The objective of the extractive industry transparency law is to expose corruption in the oil and gas sector, to show why countries that are extremely rich in mineral resources remain so poor despite their public representatives and officials agreeing lucrative contracts with global companies.
“Unfortunately, comedy wins out,” Bono told The Irish Times, reflecting on the fact that his impression of Clinton overshadowed the more serious point he wanted to make.
“I was really annoyed with myself for filling the silence with some humour because it actually ended up that that point didn’t travel,” he said in an interview in New York given on the basis that it would be limited to a discussion around the transparency legislation.
The transparency law was created by the Cardin-Lugar amendment (named after senators from Maryland and Indiana). After intensive lobbying efforts by campaigners, the amendment was slipped in at the last minute to the 2,300-page Dodd-Frank Bill that was introduced three years ago to set Wall Street straight in the aftermath of the worst financial crisis since the Great Depression.
The push started when the Publish What You Pay campaign group hitched its carriage to the One locomotive, the advocacy group co-founded by Bono, in 2010 to push for the change. Similar transparency rules were introduced in the EU during Ireland’s presidency of the European Council.

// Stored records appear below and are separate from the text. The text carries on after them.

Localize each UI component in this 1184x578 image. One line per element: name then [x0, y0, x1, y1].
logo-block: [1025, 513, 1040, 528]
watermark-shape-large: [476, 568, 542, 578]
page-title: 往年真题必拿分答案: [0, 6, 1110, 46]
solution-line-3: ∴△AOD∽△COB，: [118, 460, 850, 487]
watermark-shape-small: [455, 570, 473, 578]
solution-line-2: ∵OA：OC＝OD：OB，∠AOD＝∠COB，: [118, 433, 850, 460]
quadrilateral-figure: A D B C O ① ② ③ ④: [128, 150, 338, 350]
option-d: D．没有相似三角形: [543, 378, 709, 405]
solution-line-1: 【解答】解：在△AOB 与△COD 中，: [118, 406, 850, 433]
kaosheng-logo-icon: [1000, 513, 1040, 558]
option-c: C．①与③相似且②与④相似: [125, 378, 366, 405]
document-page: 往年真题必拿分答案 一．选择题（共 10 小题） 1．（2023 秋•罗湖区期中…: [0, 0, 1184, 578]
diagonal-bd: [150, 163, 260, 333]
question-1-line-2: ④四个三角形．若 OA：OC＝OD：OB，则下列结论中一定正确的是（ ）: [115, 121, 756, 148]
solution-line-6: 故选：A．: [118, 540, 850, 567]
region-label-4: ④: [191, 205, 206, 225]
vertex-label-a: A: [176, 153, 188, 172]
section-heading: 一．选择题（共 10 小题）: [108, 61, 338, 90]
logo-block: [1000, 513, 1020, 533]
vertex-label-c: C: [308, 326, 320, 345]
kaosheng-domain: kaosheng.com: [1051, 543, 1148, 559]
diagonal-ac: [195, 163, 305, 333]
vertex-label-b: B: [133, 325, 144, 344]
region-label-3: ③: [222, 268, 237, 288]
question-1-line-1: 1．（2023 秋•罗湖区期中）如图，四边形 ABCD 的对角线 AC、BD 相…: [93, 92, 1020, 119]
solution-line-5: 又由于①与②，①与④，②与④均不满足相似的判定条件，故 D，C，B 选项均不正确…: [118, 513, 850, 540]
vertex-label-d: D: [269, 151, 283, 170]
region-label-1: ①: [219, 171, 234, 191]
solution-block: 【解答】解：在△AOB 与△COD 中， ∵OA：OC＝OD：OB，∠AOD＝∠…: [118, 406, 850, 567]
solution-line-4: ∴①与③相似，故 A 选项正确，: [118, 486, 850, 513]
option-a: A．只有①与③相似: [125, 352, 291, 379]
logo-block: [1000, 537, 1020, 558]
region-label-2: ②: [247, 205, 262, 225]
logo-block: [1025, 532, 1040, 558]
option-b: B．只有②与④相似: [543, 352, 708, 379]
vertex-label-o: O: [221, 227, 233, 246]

The passage of the US Bill was undoubtedly a success; its implementation was not. In July the API won a lawsuit killing the measure before it was enforced by the Securities and Exchange Commission, allowing the oil and mining companies keep details of their contracts secret.
“They are trying to protect the advantage that opacity gives them in these contracts. Most of the large oil, gas and mining companies from Brazil to China are already on the New York Stock Exchange or the London Stock Exchange so there is a little bit of King Canute about this,” said Bono.
“Their first instinct is to protect what once was in their total control and domain from prying eyes internationally or locally. Their press office even had the gall to describe this round’s victory over the SEC as a victory for transparency . . . it seems their idea of transparency is locking the door and pulling down the blinds.”